Abstract

This article analyses two early plays from the era of the German Reformation, the Tragedia Johannis Huss (1537), by Johannes Agricola, and Ein heimliche Gesprach von der Tragedia Johannis Hussen (1538), by Johannes Cochlaeus. Agricola's play dramatized the trial and execution of Jan Hus, the Bohemian priest and reformer who was executed by the Council of Constance in 1415. A number of accounts of Hus's trial were published in the 1530s as part of the Lutheran campaign against the convocation of a general church council; this paper argues that Agricola's turn to drama represented a broadening of the Lutherans' use of printed and oral media in publicizing their attack on the council.

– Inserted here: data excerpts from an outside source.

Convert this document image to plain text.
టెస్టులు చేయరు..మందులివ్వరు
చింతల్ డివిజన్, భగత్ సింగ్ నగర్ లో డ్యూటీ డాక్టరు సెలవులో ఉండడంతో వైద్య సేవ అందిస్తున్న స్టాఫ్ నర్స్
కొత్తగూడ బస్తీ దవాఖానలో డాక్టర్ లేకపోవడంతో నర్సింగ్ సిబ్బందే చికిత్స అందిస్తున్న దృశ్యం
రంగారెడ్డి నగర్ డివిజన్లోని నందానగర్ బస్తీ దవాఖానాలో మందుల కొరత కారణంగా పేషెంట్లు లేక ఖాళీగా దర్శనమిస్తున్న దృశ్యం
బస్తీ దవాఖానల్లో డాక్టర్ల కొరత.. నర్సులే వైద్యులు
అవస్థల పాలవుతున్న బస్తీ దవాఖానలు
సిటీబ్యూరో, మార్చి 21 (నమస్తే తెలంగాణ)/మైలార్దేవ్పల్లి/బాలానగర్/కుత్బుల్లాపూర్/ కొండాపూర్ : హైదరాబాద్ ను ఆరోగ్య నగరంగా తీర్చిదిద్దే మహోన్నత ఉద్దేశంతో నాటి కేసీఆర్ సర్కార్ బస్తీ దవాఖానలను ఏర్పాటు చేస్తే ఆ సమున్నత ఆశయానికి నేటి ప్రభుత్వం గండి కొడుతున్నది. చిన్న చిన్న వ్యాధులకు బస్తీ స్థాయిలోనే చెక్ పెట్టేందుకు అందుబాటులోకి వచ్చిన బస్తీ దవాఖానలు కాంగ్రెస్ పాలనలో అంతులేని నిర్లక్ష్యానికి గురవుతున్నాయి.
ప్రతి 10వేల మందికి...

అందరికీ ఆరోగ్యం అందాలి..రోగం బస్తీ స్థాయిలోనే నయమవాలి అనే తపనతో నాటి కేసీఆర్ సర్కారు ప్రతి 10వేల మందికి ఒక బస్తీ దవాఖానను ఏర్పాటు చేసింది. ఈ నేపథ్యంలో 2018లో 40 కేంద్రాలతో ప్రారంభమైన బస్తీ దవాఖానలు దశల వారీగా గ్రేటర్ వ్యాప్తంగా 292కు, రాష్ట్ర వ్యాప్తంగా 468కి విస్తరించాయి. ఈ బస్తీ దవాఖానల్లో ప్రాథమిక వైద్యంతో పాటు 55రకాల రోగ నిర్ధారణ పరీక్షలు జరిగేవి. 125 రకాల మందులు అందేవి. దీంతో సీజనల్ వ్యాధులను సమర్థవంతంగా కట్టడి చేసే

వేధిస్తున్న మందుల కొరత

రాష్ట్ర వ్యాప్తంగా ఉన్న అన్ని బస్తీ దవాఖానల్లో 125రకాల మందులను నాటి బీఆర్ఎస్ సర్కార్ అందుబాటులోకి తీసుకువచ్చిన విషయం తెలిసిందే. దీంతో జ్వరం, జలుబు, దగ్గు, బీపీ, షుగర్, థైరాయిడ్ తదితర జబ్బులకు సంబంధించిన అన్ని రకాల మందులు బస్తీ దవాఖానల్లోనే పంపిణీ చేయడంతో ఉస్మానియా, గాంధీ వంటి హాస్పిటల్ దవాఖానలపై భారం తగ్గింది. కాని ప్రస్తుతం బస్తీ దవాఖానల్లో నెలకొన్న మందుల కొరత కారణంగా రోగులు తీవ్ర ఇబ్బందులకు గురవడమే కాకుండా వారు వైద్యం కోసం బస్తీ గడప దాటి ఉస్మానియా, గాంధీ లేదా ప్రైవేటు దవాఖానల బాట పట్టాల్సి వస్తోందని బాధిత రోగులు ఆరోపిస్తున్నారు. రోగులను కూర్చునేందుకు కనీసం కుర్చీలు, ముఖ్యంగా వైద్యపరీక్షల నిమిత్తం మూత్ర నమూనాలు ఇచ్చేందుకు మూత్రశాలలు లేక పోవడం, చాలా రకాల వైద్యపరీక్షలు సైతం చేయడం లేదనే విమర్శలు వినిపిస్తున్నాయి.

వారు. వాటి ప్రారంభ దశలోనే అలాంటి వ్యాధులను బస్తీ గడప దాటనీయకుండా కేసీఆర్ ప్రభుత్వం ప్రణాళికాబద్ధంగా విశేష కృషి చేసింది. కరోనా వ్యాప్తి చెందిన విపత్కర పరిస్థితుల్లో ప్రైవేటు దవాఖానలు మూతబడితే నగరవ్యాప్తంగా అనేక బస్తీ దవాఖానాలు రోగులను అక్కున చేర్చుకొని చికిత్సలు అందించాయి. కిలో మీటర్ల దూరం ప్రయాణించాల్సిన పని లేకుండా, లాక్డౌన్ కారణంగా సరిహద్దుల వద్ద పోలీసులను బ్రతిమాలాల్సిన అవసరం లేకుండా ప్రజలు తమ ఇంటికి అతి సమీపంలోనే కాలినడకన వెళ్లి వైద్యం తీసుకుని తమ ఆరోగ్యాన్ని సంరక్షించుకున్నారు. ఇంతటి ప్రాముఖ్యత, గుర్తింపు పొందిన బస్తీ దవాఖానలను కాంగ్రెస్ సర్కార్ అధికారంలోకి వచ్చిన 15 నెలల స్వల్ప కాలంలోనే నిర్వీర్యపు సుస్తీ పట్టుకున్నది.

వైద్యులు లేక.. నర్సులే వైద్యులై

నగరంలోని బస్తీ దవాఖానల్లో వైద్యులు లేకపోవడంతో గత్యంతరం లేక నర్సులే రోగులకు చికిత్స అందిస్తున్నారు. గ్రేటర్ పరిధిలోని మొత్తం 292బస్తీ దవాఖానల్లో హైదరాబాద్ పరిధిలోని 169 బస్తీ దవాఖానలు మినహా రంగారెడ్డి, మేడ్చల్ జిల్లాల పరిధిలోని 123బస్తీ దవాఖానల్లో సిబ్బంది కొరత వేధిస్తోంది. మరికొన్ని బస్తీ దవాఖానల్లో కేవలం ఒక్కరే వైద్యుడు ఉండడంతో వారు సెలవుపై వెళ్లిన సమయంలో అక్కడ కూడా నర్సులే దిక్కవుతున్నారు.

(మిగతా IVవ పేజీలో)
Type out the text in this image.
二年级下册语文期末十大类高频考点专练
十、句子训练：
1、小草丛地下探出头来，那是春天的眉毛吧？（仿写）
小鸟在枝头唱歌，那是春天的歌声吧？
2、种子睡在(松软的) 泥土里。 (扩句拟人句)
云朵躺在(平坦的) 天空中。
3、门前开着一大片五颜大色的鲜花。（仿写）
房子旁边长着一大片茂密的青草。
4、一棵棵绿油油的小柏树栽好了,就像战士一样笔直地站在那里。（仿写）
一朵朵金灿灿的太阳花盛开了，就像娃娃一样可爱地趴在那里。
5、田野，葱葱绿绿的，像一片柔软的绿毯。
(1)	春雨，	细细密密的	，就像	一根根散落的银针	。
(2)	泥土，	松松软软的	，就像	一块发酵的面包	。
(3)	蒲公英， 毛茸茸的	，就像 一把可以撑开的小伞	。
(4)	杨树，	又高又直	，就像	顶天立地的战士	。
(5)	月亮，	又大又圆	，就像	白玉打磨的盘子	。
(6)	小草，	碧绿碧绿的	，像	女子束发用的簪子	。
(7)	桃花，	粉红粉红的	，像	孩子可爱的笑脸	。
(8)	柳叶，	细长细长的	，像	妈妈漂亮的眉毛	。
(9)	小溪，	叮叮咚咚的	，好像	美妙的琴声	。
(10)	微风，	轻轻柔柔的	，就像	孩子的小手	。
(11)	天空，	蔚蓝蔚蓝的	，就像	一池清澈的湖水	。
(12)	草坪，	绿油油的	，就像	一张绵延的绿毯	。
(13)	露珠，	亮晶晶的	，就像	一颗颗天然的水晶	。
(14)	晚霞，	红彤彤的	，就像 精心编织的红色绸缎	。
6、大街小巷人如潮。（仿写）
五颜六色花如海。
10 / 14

Cochlaeus's play was a direct response to Agricola's, but utilized different means to undercut the potential impact of Agricola's Tragedia. Cochlaeus satirized his Lutheran opponents and their wives, thus using the comic potential of the stage to expand his own polemical arsenal against Luther and his followers. Through these two plays, this paper examines both the development of Lutheran historical arguments against church councils and the dynamics of the propagandistic interchanges between Roman and Lutheran authors in the second decade of the Reformation. It ultimately argues that these two authors' use of dramatic media exemplified efforts by both churches to reach audiences in new and potentially more effective ways in order to reify their differences and galvanize their followers.